Une femme se fait tirer dessus, elle se fait couper le bras. Elle se fait secourir par un chat en véhicule, ils doivent fuir, ils sont poursuivis par de nombreux vaisseaux. Une foule en fureur veut s’en prendre à la dame et ses deux amis, des fourches menaçantes sont brandies. Elle se retrouve dans le corps d’une personne en pleine guerre, coups de feu, sang et mort. Les parents d’un enfant découvrent la femme dans un corps étrange, le père sort son arme et va l’abattre. L’inventeur a eu un accident, on va le croire mort, il a heureusement la vie sauve, mais il ne pourra plus marcher.

Malaise

Dès le début de l’animé, on fait face à un monde étrange, il faut presque regarder plusieurs fois pour comprendre qu’un être est attaché, qu’on lui coupe ou enlève des parties de son corps pour créer d’autres corps. Un oeil se transforme et crée une femme, mais son corps n’est pas dans la norme. La femme se demande ce qu’elle est, surtout qu’on lui renvoie que c’est elle la méchante de l’histoire. Le chat n’est pas la véritable apparence du sauveur, il se trouve dans l’animal et a un visage type clown. Le bras de la femme se transforme en un être vivant. Le chat joue à un jeu vidéo en même temps qu’ils sont poursuivis. Les agresseurs arrivent dans le repère du chat, la femme meurt en voulant protéger son bras devenu vivant. On voit une ruelle sale, avec un rat qui mange une pizza dans un coin. Étrange ombre dans une ruelle qui renvoie à la dame qu’il ne faut pas vouloir chercher son identité. Elle doit donner sa boite à musique à la foule en fureur, ça provoque des modifications de son corps et elle disparait. La femme se retrouve dans un corps très étrange, elle en a assez de mourir et demande à un enfant de faire en sorte qu’elle meure pour de bon et ne revienne jamais. La femme est dans une baignoire, il lui arrive un accident et elle meurt. On voit que la femme est prête à se suicider, même si elle fait croire à l’homme qu’elle va l’attendre. Alors que tout allait être enfin accepté par la femme, elle touche son bouton d’auto-destruction, on va la croire morte et une scène étrange de monstres autour d’un éléphant semble confirmer cela.
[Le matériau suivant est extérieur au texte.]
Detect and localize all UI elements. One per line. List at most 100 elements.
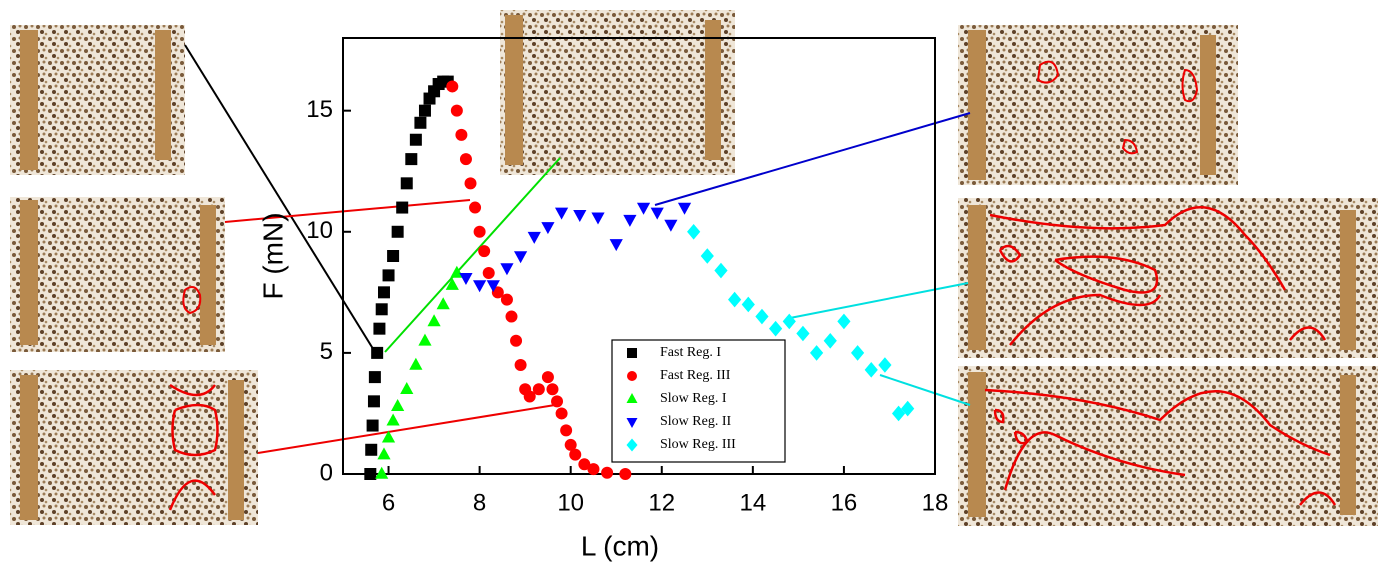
marker <box>714 262 728 279</box>
y-tick-label: 5 <box>320 338 333 365</box>
marker <box>728 291 742 308</box>
marker <box>418 333 432 346</box>
marker <box>478 245 491 258</box>
marker <box>450 265 464 278</box>
y-tick-label: 10 <box>306 217 333 244</box>
marker <box>500 263 514 276</box>
marker <box>664 219 678 232</box>
legend-label: Slow Reg. I <box>660 391 727 406</box>
marker <box>619 468 632 480</box>
marker <box>387 250 400 262</box>
marker <box>741 296 755 313</box>
marker <box>405 153 418 166</box>
marker <box>368 371 381 384</box>
marker <box>418 104 431 117</box>
marker <box>459 273 473 285</box>
x-tick-label: 10 <box>557 489 584 516</box>
marker <box>364 468 377 480</box>
photo <box>10 25 185 175</box>
x-tick-label: 6 <box>382 489 395 516</box>
x-tick-label: 16 <box>831 489 858 516</box>
marker <box>459 153 472 166</box>
marker <box>446 80 459 93</box>
marker <box>514 359 527 371</box>
photo <box>10 370 258 525</box>
marker <box>837 313 851 330</box>
marker <box>555 407 568 420</box>
marker <box>541 222 555 235</box>
marker <box>427 314 441 327</box>
marker <box>769 320 783 337</box>
plot-frame <box>342 37 936 475</box>
marker <box>554 207 569 220</box>
marker <box>609 239 623 252</box>
marker <box>469 201 482 214</box>
marker <box>532 383 545 396</box>
x-tick-label: 14 <box>739 489 766 516</box>
marker <box>636 202 651 215</box>
marker <box>687 223 701 240</box>
photos <box>10 10 1378 526</box>
marker <box>850 345 865 361</box>
marker <box>541 371 554 384</box>
marker <box>891 405 906 422</box>
marker <box>560 424 573 437</box>
marker <box>782 313 796 330</box>
marker <box>391 398 405 411</box>
marker <box>409 133 422 146</box>
marker <box>367 395 380 408</box>
legend-label: Slow Reg. III <box>660 437 736 452</box>
legend-marker <box>627 348 637 358</box>
marker <box>564 438 577 451</box>
marker <box>551 395 564 408</box>
y-tick-label: 0 <box>320 459 333 486</box>
marker <box>396 201 409 214</box>
legend-marker <box>626 438 638 452</box>
marker <box>486 280 500 293</box>
marker <box>377 286 390 299</box>
marker <box>436 297 450 310</box>
marker <box>527 231 541 244</box>
x-tick-label: 18 <box>922 489 949 516</box>
marker <box>878 357 892 373</box>
legend-marker <box>627 371 637 381</box>
photo <box>958 366 1378 526</box>
legend-label: Fast Reg. I <box>660 345 721 360</box>
marker <box>569 448 582 461</box>
legend-box <box>611 339 786 463</box>
legend-marker <box>626 393 638 403</box>
marker <box>371 346 384 359</box>
legend-label: Fast Reg. III <box>660 368 731 383</box>
marker <box>375 466 389 479</box>
marker <box>450 104 463 117</box>
y-tick-label: 15 <box>306 96 333 123</box>
x-tick-label: 8 <box>473 489 486 516</box>
marker <box>523 390 536 403</box>
marker <box>473 280 487 293</box>
marker <box>755 308 769 325</box>
marker <box>500 293 513 306</box>
photo <box>958 198 1378 358</box>
marker <box>381 430 396 443</box>
marker <box>591 212 605 225</box>
marker <box>455 128 468 141</box>
marker <box>482 266 495 279</box>
marker <box>409 357 423 370</box>
marker <box>546 383 559 396</box>
marker <box>505 310 518 323</box>
marker <box>373 322 386 335</box>
marker <box>623 214 637 227</box>
marker <box>578 458 591 471</box>
marker <box>864 362 878 378</box>
marker <box>400 177 413 190</box>
marker <box>464 177 477 190</box>
y-axis-title: F (mN) <box>257 212 288 299</box>
marker <box>796 325 810 342</box>
marker <box>414 116 427 129</box>
marker <box>573 210 587 223</box>
marker <box>677 202 692 215</box>
marker <box>901 400 915 417</box>
marker <box>650 207 664 220</box>
marker <box>700 248 714 264</box>
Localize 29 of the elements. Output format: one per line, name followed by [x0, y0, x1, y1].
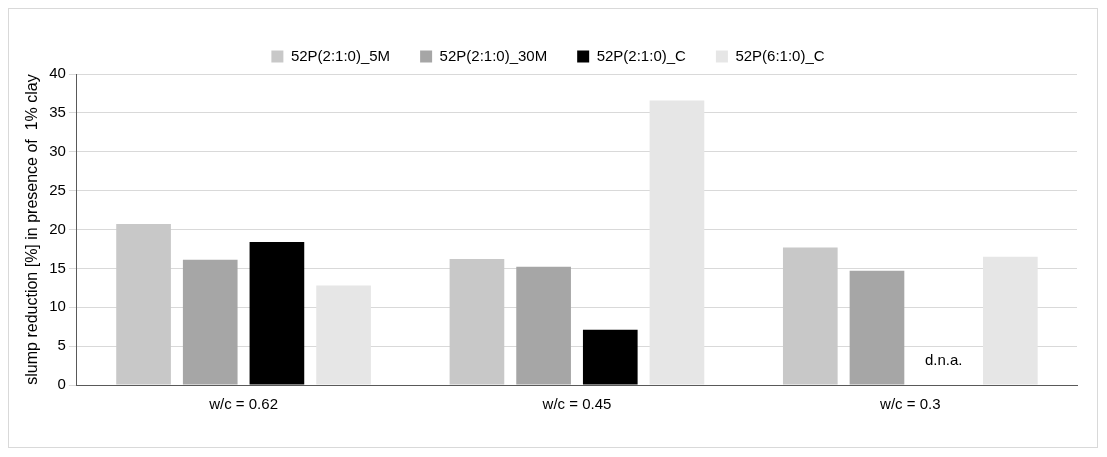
- legend-label: 52P(2:1:0)_5M: [290, 46, 391, 64]
- x-tick-label: w/c = 0.3: [879, 395, 941, 413]
- y-tick-label: 20: [49, 219, 66, 237]
- bar: [582, 329, 638, 385]
- bar: [316, 285, 371, 385]
- y-tick-label: 10: [49, 297, 66, 315]
- y-tick-label: 30: [49, 141, 66, 159]
- bar: [449, 259, 505, 385]
- y-axis-title: slump reduction [%] in presence of 1% clay: [23, 74, 41, 385]
- legend-label: 52P(6:1:0)_C: [735, 46, 825, 64]
- bar: [116, 224, 171, 385]
- y-tick-label: 25: [49, 180, 66, 198]
- y-tick-label: 35: [49, 103, 66, 121]
- bar: [649, 100, 705, 385]
- bar: [182, 259, 238, 385]
- x-tick-label: w/c = 0.62: [208, 395, 278, 413]
- legend-label: 52P(2:1:0)_C: [596, 46, 687, 64]
- y-tick-label: 40: [49, 64, 66, 82]
- y-tick-label: 0: [57, 375, 66, 393]
- y-tick-label: 15: [49, 258, 66, 276]
- x-tick-label: w/c = 0.45: [541, 395, 612, 413]
- bar: [249, 241, 305, 385]
- bar: [849, 270, 905, 385]
- y-tick-label: 5: [57, 336, 66, 354]
- legend-label: 52P(2:1:0)_30M: [439, 46, 548, 64]
- annotation: d.n.a.: [924, 351, 963, 369]
- bar: [516, 266, 571, 385]
- bar: [982, 256, 1038, 385]
- bar: [782, 247, 838, 385]
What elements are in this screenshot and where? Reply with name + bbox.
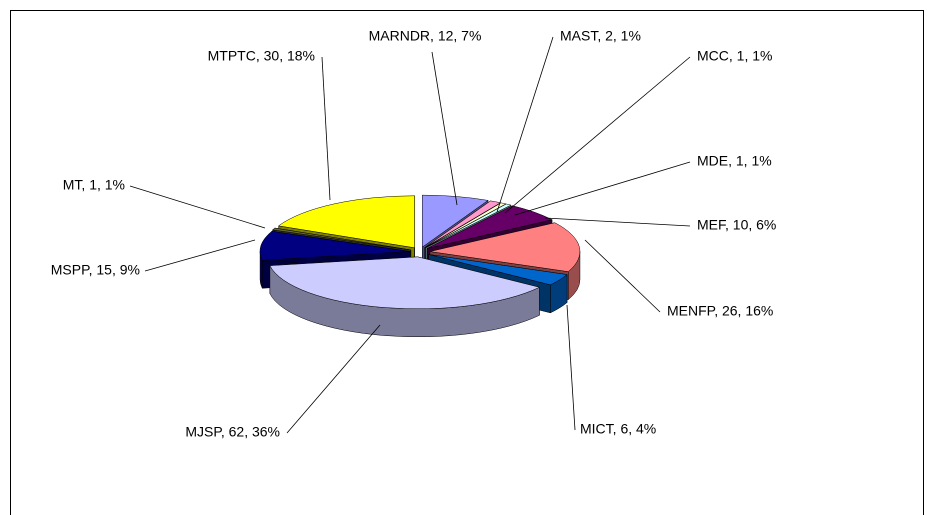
leader-line — [286, 324, 381, 434]
leader-line — [544, 217, 691, 227]
leader-line — [321, 56, 331, 201]
slice — [277, 195, 415, 249]
slice — [424, 200, 502, 248]
data-label: MENFP, 26, 16% — [667, 303, 773, 319]
leader-line — [514, 161, 691, 216]
leader-line — [496, 36, 554, 213]
leader-line — [144, 239, 256, 272]
slice — [427, 205, 553, 249]
slice — [429, 222, 581, 272]
leader-line — [129, 185, 266, 229]
slice — [428, 254, 568, 286]
leader-line — [431, 51, 458, 206]
data-label: MCC, 1, 1% — [697, 48, 772, 64]
data-label: MSPP, 15, 9% — [51, 262, 140, 278]
leader-line — [504, 56, 691, 214]
data-label: MJSP, 62, 36% — [185, 424, 280, 440]
slice — [271, 227, 411, 251]
data-label: MDE, 1, 1% — [697, 153, 772, 169]
data-label: MTPTC, 30, 18% — [208, 48, 315, 64]
data-label: MARNDR, 12, 7% — [369, 28, 482, 44]
slice — [259, 231, 411, 261]
leader-line — [584, 239, 661, 313]
data-label: MEF, 10, 6% — [697, 217, 776, 233]
slice — [425, 203, 512, 249]
data-label: MICT, 6, 4% — [580, 421, 656, 437]
leader-line — [566, 304, 576, 431]
slice — [269, 256, 541, 310]
data-label: MT, 1, 1% — [63, 177, 125, 193]
data-label: MAST, 2, 1% — [560, 28, 641, 44]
Sexualisation de personnages

Dans la première histoire, l’héroïne est nue. Dans la deuxième histoire, on montre les fesses de la femme bien rebondies. On voit deux clubbeurs dans des habits sexualisés. La femme est dans un corps robotique qu’un inventeur à créé, elle craint qu’elle soit un objet sexuel.

VOCABULAIRE

Des personnages peuvent être vulgaires (putain, putain de merde c’est quoi ce bordel).

Un court métrage complexe et bien profond. On questionne le sens de la vie, notre fonctionnement dans notre environnement. Il y a peu de chance que des moins de 14 ans puissent comprendre quelque chose. On veut nous faire saisir que notre vision nous est propre et que la réalité est bien plus large. Il ne faut pas hésiter à le regarder deux fois.